KFML-FM
- Little Falls, Minnesota; United States;
- Frequency: 94.1 MHz
- Branding: 94 Rocks

Programming
- Format: Active rock

Ownership
- Owner: Little Falls Radio Corporation
- Sister stations: WYRQ-FM, KLTF

History
- First air date: November 1988
- Call sign meaning: FM Little Falls

Technical information
- Licensing authority: FCC
- Facility ID: 37779
- Class: A
- ERP: 6,000 watts
- HAAT: 100 meters (330 ft)
- Transmitter coordinates: 46°0′15″N 94°19′40″W﻿ / ﻿46.00417°N 94.32778°W

Links
- Public license information: Public file; LMS;
- Webcast: Listen live
- Website: fallsradio.com

= KFML (FM) =

KFML (94.1 FM, "94 Rocks") is a radio station licensed to Little Falls, Minnesota, United States.

From 1969-1975, the call letters belonged to a Denver, Colorado free-form underground station. In a later Minnesota incarnation, until June 2021, KFML carried a hot adult contemporary format with the branding "FM94" and slogan "More Music, More Variety". Its transmitter is located east of Little Falls, shared with KLTF.
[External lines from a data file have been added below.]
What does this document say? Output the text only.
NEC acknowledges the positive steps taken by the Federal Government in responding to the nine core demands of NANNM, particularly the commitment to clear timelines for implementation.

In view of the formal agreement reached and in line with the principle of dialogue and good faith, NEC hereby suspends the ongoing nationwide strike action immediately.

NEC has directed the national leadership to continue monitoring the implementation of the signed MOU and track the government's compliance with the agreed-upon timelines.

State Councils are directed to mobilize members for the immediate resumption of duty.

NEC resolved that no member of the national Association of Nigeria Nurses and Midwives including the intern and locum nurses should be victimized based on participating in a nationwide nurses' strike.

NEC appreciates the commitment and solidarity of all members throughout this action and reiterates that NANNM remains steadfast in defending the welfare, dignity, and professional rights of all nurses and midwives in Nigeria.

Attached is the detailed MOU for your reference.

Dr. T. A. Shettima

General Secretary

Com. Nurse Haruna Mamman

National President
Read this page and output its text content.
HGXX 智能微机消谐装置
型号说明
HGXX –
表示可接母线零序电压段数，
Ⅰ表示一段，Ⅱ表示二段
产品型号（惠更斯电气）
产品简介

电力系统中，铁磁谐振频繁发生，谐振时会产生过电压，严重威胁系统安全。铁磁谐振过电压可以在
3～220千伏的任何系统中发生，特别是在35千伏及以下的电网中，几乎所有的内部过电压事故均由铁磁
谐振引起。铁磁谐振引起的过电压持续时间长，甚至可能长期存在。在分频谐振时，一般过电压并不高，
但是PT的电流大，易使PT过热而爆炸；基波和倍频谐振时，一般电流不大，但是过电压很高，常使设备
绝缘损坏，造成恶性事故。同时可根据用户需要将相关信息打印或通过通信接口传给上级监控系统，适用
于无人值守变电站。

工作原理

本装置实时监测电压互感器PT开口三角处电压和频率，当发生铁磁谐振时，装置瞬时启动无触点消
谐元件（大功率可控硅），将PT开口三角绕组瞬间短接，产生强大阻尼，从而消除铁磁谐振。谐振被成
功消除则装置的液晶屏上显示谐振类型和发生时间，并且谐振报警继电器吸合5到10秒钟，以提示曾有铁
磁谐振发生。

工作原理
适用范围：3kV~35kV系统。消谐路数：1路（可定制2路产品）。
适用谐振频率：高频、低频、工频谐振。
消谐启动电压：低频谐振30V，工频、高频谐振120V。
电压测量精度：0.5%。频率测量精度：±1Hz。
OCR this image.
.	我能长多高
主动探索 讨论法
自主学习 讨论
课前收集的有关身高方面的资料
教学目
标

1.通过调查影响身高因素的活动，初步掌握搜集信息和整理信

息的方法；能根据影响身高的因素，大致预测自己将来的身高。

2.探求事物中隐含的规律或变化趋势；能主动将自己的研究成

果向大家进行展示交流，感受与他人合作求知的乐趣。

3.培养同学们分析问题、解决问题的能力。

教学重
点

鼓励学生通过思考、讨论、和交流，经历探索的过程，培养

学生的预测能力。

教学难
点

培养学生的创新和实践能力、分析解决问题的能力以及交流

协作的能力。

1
Owned by Little Falls Radio Corporation, the station carries an active rock format. KFML is also the radio home for Pierz Pioneer sports. KFML and its two sister stations operate from studios at 16405 Haven Road, Little Falls. A signature program for the station is The Dark, an active rock block hosted by JZ that airs nightly. The show focuses on cutting-edge rock from the 2000s to the present, featuring bands such as Turnstile, Grey Daze, and Atreyu. The station is the home for Pierz Pioneer high school athletics, providing live play-by-play coverage for the regional community. It is an affiliate of the Minnesota News Network.

==History==
It first signed on the air in November 1988.